Real estate mogul Donald Trump has talked about running for the presidency before. He generated some buzz but little real interest, and then skipped away to happier and more lucrative pursuits. Now he’s back and poised to launch a race for the White House in 2012. And this time there is a great deal of interest. The question beckons: “Why now?”
For conservatives, the downsides are obvious. Trump is not a conservative in the small government sense of the word. He has cooperated enthusiastically with politicians of all stripes. This is not surprising, as his business interests are heavily impacted by federal, state and local government policy.
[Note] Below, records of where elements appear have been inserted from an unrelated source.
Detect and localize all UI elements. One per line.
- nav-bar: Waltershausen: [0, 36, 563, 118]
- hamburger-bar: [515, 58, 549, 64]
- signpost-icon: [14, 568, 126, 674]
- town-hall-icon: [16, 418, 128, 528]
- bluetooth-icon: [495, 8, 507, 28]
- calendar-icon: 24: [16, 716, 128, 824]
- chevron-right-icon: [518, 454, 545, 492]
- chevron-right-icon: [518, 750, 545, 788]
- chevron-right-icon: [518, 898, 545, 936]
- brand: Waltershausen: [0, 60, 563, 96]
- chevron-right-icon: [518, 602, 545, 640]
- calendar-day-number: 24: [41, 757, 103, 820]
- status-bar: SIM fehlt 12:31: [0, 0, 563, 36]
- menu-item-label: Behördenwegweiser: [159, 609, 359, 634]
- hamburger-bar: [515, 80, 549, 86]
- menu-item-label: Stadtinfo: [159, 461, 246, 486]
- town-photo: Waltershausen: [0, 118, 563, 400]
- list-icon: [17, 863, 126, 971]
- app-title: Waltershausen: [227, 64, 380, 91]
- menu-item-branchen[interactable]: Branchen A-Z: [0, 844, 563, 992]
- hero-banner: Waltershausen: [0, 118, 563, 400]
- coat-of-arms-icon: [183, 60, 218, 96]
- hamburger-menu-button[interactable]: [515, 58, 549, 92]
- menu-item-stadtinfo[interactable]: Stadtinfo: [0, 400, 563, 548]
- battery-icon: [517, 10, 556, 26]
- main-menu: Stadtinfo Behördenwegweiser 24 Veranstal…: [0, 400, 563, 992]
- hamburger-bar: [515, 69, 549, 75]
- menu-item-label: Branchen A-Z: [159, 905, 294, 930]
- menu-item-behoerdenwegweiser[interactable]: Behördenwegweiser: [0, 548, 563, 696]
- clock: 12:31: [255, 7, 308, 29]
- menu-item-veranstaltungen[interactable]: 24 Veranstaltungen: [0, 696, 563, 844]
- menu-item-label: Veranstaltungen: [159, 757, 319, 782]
He is much more likely to be a big government Republican in the mold of a George W Bush than a game changer like Ronald Reagan. So do we prepare the brickbats and attack this budding candidacy?
Not necessarily. True, Donald Trump has to convince a lot of perfectly reasonable people who have very understandable doubts about him, this writer included. After the debacle of 2008, any GOP contender has to prove himself, not just rely on name recognition to prevail in a vacuum. But there are two reasons why The Donald may carry the day.
First, the scrappy New Yorker is beyond intimidation, surprise or embarrassment by the Obama-leaning media. It’s all OUT there- the wives, the divorces, the hair, the multiple financial crises and restructurings that have besieged his empire. He has come through them all, ready for the next big game, his celebrity status undiminished. Many GOP contenders are desperate to be liked. Others retreat into ideology and are thus incomprehensible to the average voter. Trump doesn’t give a damn about the former and is too pragmatic to be concerned with the latter. For Trump, it’s the thrill of the hunt- wealth, women and now history.
The hunt brings us to the second consideration, where the operative word is fight. Trump has already shown a willingness to go where other people are afraid to go – Obama’s murky origins, his even murkier values, our competition with China, the decline of American power. These are not ideological issues, and The Donald can get a lot of the nuances wrong. But they must be talked about. Trump has shown an appetite for the fight at the end of his career that goes beyond the art of the deal. Once very supportive of Obama, he appears genuinely appalled at the direction the president has taken this country, and is telegraphing his dismay directly at the voters, who feel the same in record numbers.
Is he a good bet? Who really knows at this point? And what about the vision thing? To be sure, Trump is no righty heartthrob. But he is a builder to the depths of his being. And builders don’t like the philosophy of decline that entrances Obama and his coterie. Someone who builds in America is instinctively drawn to the goal of a thriving and prosperous nation that can hold its own in competition with foreign powers, and one that can take on its enemies if need be.
For the voters, that may be enough. Time will tell.